Barriers and facilitators to implementation of evidence-based task-sharing mental health interventions in LMICs

17 January, 2022

Citation and abstract below (with thanks to LRC Network/Irina Ibraghimova)

CITATION: Implement Sci. 2022 Jan 12;17(1):4. doi: 10.1186/s13012-021-01179-z.

Barriers and facilitators to implementation of evidence-based task-sharing mental health interventions in low- and middle-income countries: a systematic review using implementation science frameworks.

Le PD(1), Eschliman EL(2), Grivel MM(3), Tang J(4), Cho YG(5), Yang X(6), Tay C(7), Li T(7), Bass J(#)(8), Yang LH(#)(3)(6).

ABSTRACT

BACKGROUND: Task-sharing is a promising strategy to expand mental healthcare in low-resource settings, especially in low- and middle-income countries (LMICs). Research on how to best implement task-sharing mental health interventions, however, is hampered by an incomplete understanding of the barriers and facilitators to their implementation. This review aims to systematically identify implementation barriers and facilitators in evidence-based task-sharing mental health interventions using an implementation science lens, organizing factors across a novel, integrated implementation science framework.

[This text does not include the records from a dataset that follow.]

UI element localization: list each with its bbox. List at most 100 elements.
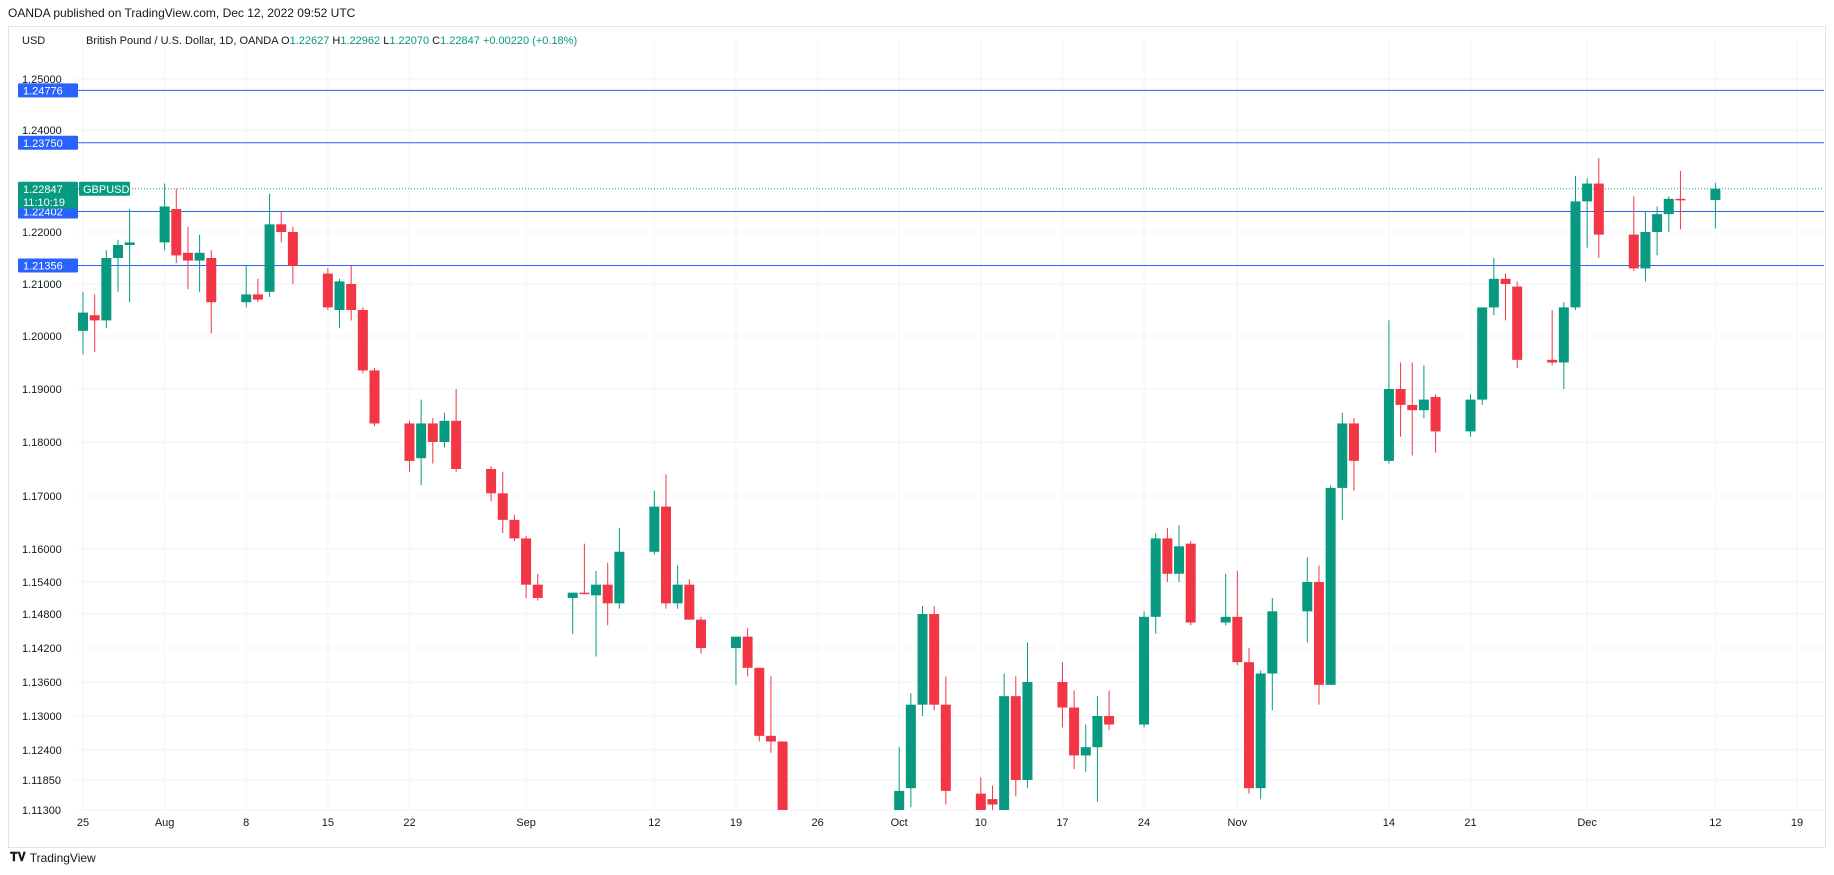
candle-body[interactable] [532,584,543,598]
candle-body[interactable] [1174,546,1185,574]
candle-body[interactable] [404,423,415,461]
candle-body[interactable] [521,538,532,585]
candle-body[interactable] [614,551,625,604]
candle-body[interactable] [194,252,205,261]
candle-body[interactable] [1675,198,1686,201]
candle-body[interactable] [241,294,252,303]
candle-body[interactable] [1057,682,1068,708]
candle-body[interactable] [1150,538,1161,617]
candle-body[interactable] [486,469,497,494]
candle-body[interactable] [451,420,462,469]
candle-body[interactable] [346,284,357,310]
candle-body[interactable] [894,790,905,810]
candle-body[interactable] [112,245,123,258]
candle-body[interactable] [1558,307,1569,363]
candle-body[interactable] [78,312,88,331]
candle-body[interactable] [1139,616,1150,725]
symbol-legend[interactable]: British Pound / U.S. Dollar, 1D, OANDA O… [86,35,577,47]
candle-body[interactable] [567,592,578,598]
candle-body[interactable] [1313,582,1324,685]
candle-body[interactable] [1232,616,1243,663]
candle-body[interactable] [1244,662,1254,789]
candle-body[interactable] [754,667,765,736]
candle-body[interactable] [124,242,135,245]
candle-body[interactable] [416,423,427,459]
candle-body[interactable] [1465,399,1476,432]
candle-body[interactable] [334,281,345,310]
candle-body[interactable] [1348,423,1359,461]
candle-body[interactable] [649,506,660,552]
candle-body[interactable] [1395,389,1406,405]
price-tick-label: 1.24000 [22,125,62,137]
candle-body[interactable] [1104,716,1115,725]
candle-body[interactable] [1500,278,1511,284]
candle-body[interactable] [1488,278,1499,308]
candle-body[interactable] [1325,487,1336,685]
candle-body[interactable] [1407,404,1418,411]
candle-body[interactable] [1430,396,1441,432]
candle-body[interactable] [497,493,508,520]
candle-body[interactable] [684,584,695,620]
candle-body[interactable] [591,584,602,596]
candle-body[interactable] [765,735,776,742]
candle-body[interactable] [322,273,333,308]
candle-body[interactable] [89,315,100,321]
candle-body[interactable] [999,696,1010,810]
candle-body[interactable] [1337,423,1348,488]
candle-body[interactable] [264,224,275,292]
candle-body[interactable] [357,310,368,371]
candle-body[interactable] [1710,188,1721,201]
candle-body[interactable] [1255,673,1266,789]
candle-body[interactable] [1640,232,1651,269]
candle-body[interactable] [1220,616,1231,623]
candle-body[interactable] [276,224,287,232]
candle-body[interactable] [439,420,450,442]
candle-body[interactable] [206,258,217,303]
candle-body[interactable] [1162,538,1173,574]
candle-body[interactable] [1185,543,1196,623]
candle-body[interactable] [987,799,998,805]
candle-body[interactable] [579,592,590,595]
candle-body[interactable] [1547,359,1558,363]
candle-body[interactable] [1418,399,1429,411]
candle-body[interactable] [940,704,951,791]
candle-body[interactable] [1477,307,1488,400]
candle-body[interactable] [1069,707,1080,756]
candle-body[interactable] [905,704,916,789]
candle-body[interactable] [1010,696,1021,780]
candle-body[interactable] [182,252,193,261]
candle-body[interactable] [1383,389,1394,461]
candle-body[interactable] [1512,286,1523,360]
candle-body[interactable] [602,584,613,604]
candle-body[interactable] [777,741,788,811]
candle-body[interactable] [287,232,298,266]
candle-body[interactable] [159,206,170,243]
candle-body[interactable] [672,584,683,604]
candle-body[interactable] [1267,611,1278,674]
candle-body[interactable] [1092,716,1103,748]
candle-body[interactable] [252,294,263,300]
candle-body[interactable] [661,506,671,604]
candle-body[interactable] [171,209,182,256]
candle-body[interactable] [1022,682,1033,780]
candle-body[interactable] [730,636,741,648]
candle-body[interactable] [1663,198,1674,215]
candle-body[interactable] [1302,582,1313,612]
candle-body[interactable] [742,636,753,668]
tradingview-logo[interactable]: 𝐓𝐕 TradingView [10,850,96,865]
candle-body[interactable] [369,370,380,424]
candle-body[interactable] [917,614,928,705]
candle-body[interactable] [929,614,940,705]
candle-body[interactable] [1652,214,1663,232]
candle-body[interactable] [427,423,438,442]
candle-body[interactable] [1570,201,1581,308]
candle-body[interactable] [695,619,706,648]
candle-body[interactable] [1593,183,1604,235]
candle-body[interactable] [101,258,112,321]
candle-body[interactable] [509,519,520,539]
candle-body[interactable] [1582,183,1593,202]
candle-body[interactable] [1628,234,1639,269]
candle-body[interactable] [1080,747,1091,756]
candle-body[interactable] [975,793,986,810]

METHODS: PubMed, PsychINFO, CINAHL, and Embase were used to identify English-language, peer-reviewed studies using search terms for three categories: "mental health," "task-sharing," and "LMIC." ...

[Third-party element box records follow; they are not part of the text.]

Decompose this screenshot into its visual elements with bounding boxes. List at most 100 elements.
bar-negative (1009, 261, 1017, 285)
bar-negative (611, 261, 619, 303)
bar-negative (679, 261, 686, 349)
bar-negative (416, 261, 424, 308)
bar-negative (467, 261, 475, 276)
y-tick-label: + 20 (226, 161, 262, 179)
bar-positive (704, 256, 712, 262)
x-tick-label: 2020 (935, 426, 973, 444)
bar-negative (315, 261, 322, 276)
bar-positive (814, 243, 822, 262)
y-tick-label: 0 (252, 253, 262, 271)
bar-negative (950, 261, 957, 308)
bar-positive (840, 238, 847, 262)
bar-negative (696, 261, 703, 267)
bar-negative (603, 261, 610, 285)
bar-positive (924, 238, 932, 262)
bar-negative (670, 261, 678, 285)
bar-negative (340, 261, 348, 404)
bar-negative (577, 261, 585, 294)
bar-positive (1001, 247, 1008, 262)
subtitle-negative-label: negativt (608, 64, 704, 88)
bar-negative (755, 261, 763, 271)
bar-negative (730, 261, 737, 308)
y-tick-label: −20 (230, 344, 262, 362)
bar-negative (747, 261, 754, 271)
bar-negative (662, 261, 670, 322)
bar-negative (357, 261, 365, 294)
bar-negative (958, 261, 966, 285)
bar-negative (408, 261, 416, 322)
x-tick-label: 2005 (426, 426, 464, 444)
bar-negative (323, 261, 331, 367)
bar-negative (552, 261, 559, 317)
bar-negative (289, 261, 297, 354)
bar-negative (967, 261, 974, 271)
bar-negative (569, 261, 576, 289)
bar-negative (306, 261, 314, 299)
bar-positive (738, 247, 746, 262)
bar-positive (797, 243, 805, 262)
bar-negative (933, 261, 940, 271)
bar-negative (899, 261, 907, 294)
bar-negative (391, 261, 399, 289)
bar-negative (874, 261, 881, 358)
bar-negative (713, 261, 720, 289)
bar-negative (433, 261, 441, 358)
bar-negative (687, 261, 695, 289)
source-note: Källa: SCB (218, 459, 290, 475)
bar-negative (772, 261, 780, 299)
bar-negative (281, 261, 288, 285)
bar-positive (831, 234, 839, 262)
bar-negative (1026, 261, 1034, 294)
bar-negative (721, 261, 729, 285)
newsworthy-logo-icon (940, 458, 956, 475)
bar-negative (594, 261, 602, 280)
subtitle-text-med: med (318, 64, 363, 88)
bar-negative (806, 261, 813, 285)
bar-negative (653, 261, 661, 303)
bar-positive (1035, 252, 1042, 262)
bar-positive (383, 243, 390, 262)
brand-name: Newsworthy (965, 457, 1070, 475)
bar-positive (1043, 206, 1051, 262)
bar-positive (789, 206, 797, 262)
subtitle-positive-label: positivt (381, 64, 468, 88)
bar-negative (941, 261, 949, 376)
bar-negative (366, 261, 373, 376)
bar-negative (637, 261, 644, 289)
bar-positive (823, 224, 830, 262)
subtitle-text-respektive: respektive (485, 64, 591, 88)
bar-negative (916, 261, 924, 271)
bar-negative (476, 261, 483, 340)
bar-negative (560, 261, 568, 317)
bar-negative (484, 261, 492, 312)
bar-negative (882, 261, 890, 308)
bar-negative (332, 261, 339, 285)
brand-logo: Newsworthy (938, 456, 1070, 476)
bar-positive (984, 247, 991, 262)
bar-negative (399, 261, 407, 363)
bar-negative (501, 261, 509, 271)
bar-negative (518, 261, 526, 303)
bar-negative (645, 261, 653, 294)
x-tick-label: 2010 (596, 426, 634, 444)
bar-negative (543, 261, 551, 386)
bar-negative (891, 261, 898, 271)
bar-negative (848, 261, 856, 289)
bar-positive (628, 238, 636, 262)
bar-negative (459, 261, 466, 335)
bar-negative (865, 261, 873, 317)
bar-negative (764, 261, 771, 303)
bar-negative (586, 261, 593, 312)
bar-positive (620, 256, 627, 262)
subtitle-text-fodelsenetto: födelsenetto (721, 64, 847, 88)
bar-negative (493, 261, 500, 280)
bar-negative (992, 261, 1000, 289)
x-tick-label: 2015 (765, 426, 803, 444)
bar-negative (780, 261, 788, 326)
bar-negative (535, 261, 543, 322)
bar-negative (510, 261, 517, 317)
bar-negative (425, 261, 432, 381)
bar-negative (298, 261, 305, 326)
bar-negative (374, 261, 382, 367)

RESULTS: Of the 26,935 articles screened (title and abstract), 192 articles underwent full-text review, yielding 37 articles representing 28 unique intervention studies that met the inclusion criteria. The most prevalent facilitators occur in domains that are more amenable to adaptation (i.e., the intervention and provider characteristics domains), while salient barriers occur in domains that are more challenging to modulate or intervene on-these include constructs in the client characteristics as well as the broader societal and structural levels of influence (i.e., the organizational, mental health system domains). Other notable trends include constructs in the family and community domains occurring as barriers and as facilitators roughly equally, and stigma constructs acting exclusively as barriers.

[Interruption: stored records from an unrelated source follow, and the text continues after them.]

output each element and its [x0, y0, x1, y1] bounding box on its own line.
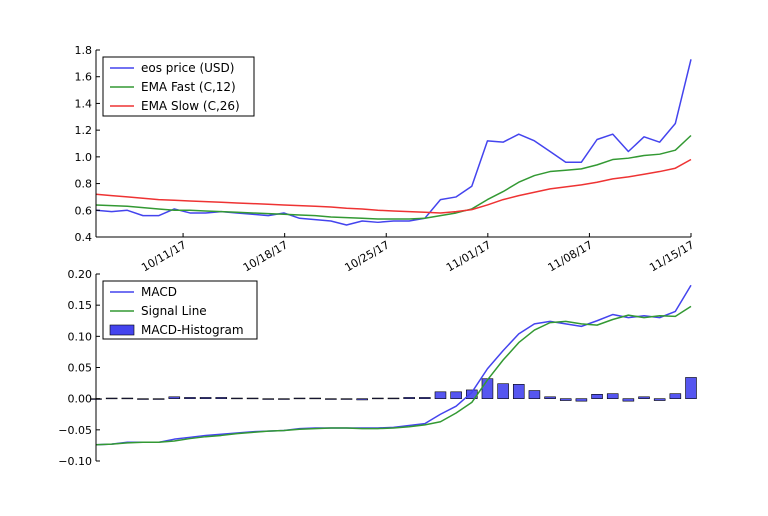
histogram-bar	[403, 397, 415, 399]
price-ema-lines	[95, 59, 692, 226]
top-x-tick-label: 11/01/17	[444, 238, 493, 274]
top-x-tick-label: 11/08/17	[546, 238, 595, 274]
histogram-bar	[309, 397, 321, 400]
histogram-bar	[591, 393, 603, 399]
legend-label-ema-fast-c-12: EMA Fast (C,12)	[141, 80, 236, 94]
top-legend: eos price (USD) EMA Fast (C,12) EMA Slow (…	[102, 56, 255, 117]
top-y-ticks: 0.4 0.6 0.8 1.0 1.2 1.4 1.6 1.8	[75, 44, 100, 244]
ema-slow-c-26-line	[95, 158, 692, 214]
histogram-bar	[685, 377, 697, 399]
macd-panel: −0.10 −0.05 0.00 0.05 0.10 0.15 0.20 MACD Signa…	[58, 268, 697, 468]
histogram-bar	[434, 391, 447, 399]
bottom-y-tick-label: 0.15	[68, 299, 93, 312]
histogram-bar	[325, 398, 337, 400]
histogram-bar	[559, 398, 572, 401]
histogram-bar	[246, 397, 259, 400]
histogram-bar	[199, 397, 212, 399]
top-y-tick-label: 1.0	[75, 151, 93, 164]
histogram-bar	[419, 397, 431, 399]
legend-label-signal-line: Signal Line	[141, 304, 207, 318]
histogram-bar	[512, 384, 525, 399]
histogram-bar	[544, 396, 556, 399]
bottom-y-tick-label: −0.10	[58, 455, 92, 468]
top-x-tick-label: 10/18/17	[241, 238, 290, 274]
top-y-tick-label: 0.6	[75, 204, 93, 217]
bottom-y-tick-label: 0.10	[68, 330, 93, 343]
histogram-bar	[450, 391, 462, 399]
histogram-bar	[575, 398, 588, 402]
legend-label-macd: MACD	[141, 285, 177, 299]
legend-label-eos-price-usd: eos price (USD)	[141, 61, 234, 75]
histogram-bar	[356, 398, 368, 401]
top-y-tick-label: 1.2	[75, 124, 93, 137]
macd-series	[90, 284, 697, 446]
histogram-bar	[168, 396, 181, 399]
histogram-bar	[638, 396, 650, 399]
top-x-tick-label: 10/25/17	[342, 238, 391, 274]
top-y-tick-label: 1.8	[75, 44, 93, 57]
top-y-tick-label: 0.4	[75, 231, 93, 244]
legend-label-macd-histogram: MACD-Histogram	[141, 323, 244, 337]
top-x-tick-label: 10/11/17	[139, 238, 188, 274]
bottom-y-tick-label: 0.05	[68, 362, 93, 375]
bottom-y-tick-label: 0.00	[68, 393, 93, 406]
top-y-tick-label: 0.8	[75, 178, 93, 191]
ema-fast-c-12-line	[95, 134, 692, 220]
histogram-bar	[340, 398, 353, 400]
histogram-bar	[293, 397, 306, 400]
histogram-bar	[669, 393, 682, 399]
bottom-y-tick-label: 0.20	[68, 268, 93, 281]
histogram-bar	[528, 390, 541, 399]
histogram-bar	[184, 397, 196, 399]
histogram-bar	[387, 397, 400, 400]
histogram-bar	[497, 383, 509, 399]
histogram-bar	[231, 397, 243, 400]
bottom-legend: MACD Signal Line MACD-Histogram	[102, 280, 258, 340]
bottom-y-ticks: −0.10 −0.05 0.00 0.05 0.10 0.15 0.20	[58, 268, 100, 468]
histogram-bar	[372, 397, 384, 400]
histogram-bar	[622, 398, 635, 402]
histogram-bar	[653, 398, 666, 401]
bottom-y-tick-label: −0.05	[58, 424, 92, 437]
histogram-bar	[137, 398, 149, 400]
histogram-bar	[262, 398, 275, 400]
legend-swatch-macd-histogram	[109, 324, 135, 336]
histogram-bar	[215, 397, 228, 399]
price-ema-panel: 0.4 0.6 0.8 1.0 1.2 1.4 1.6 1.8 10/11/17 10/18/1…	[75, 44, 697, 274]
histogram-bar	[481, 378, 494, 399]
signal-line-line	[95, 305, 692, 446]
top-x-ticks: 10/11/17 10/18/17 10/25/17 11/01/17 11/08/17…	[139, 233, 697, 274]
top-y-tick-label: 1.6	[75, 71, 93, 84]
top-y-tick-label: 1.4	[75, 97, 93, 110]
histogram-bar	[121, 397, 134, 400]
histogram-bar	[606, 393, 619, 399]
histogram-bar	[105, 397, 118, 400]
top-x-tick-label: 11/15/17	[647, 238, 696, 274]
eos-price-usd-line	[95, 59, 692, 226]
histogram-bar	[278, 398, 290, 400]
legend-label-ema-slow-c-26: EMA Slow (C,26)	[141, 99, 240, 113]
histogram-bar	[152, 398, 165, 400]
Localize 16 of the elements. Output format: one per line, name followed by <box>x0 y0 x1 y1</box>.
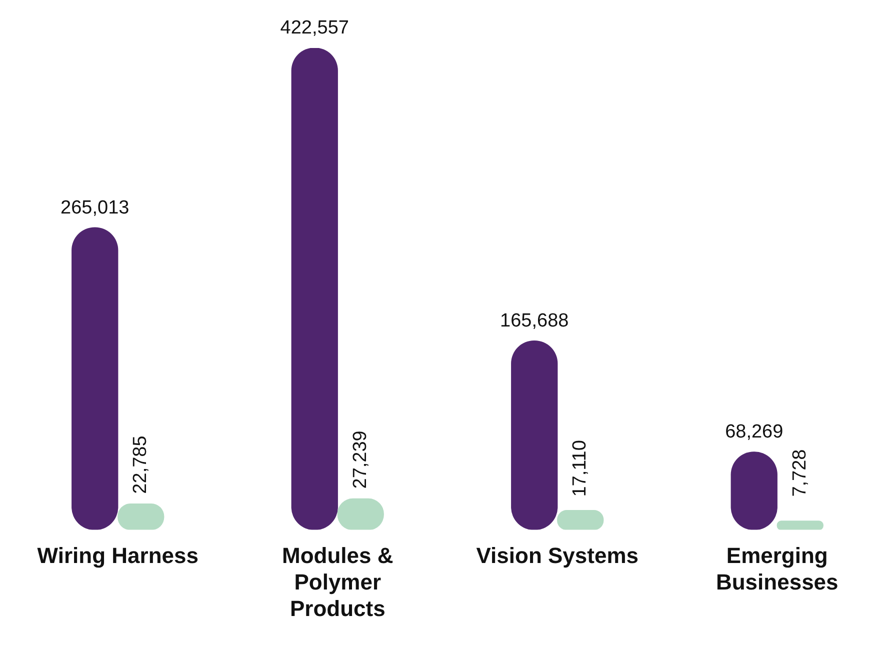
x-tick-label: Emerging Businesses <box>716 543 838 594</box>
x-tick-label: Modules & Polymer Products <box>282 543 394 621</box>
data-label: 265,013 <box>60 197 130 218</box>
data-label: 22,785 <box>130 436 152 494</box>
data-label: 422,557 <box>280 18 349 39</box>
x-tick-label: Wiring Harness <box>37 543 198 568</box>
bar <box>776 520 824 530</box>
data-label: 17,110 <box>570 440 591 497</box>
data-label: 165,688 <box>500 310 569 332</box>
x-tick-label: Vision Systems <box>476 543 638 568</box>
bar <box>72 227 118 530</box>
bar <box>291 48 338 530</box>
data-label: 7,728 <box>789 449 810 497</box>
bar <box>511 340 558 530</box>
data-label: 68,269 <box>725 422 784 443</box>
data-label: 27,239 <box>350 430 371 489</box>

CONCLUSIONS: Using the BeFITS-MH model we developed based on implementation science frameworks, this systematic review provides a comprehensive identification and organization of barriers and facilitators to evidence-based task-sharing mental health interventions in LMICs. These findings have important implications for ongoing and future implementation of this critically needed intervention strategy, including the promise of leveraging task-sharing intervention characteristics as sites of continued innovation, the importance of but relative lack of engagement with constructs in macro-level domains (e.g., organizational characteristics, stigma), and the need for more delineation of strategies for task-sharing mental health interventions that researchers and implementers can employ to enhance implementation in and across levels.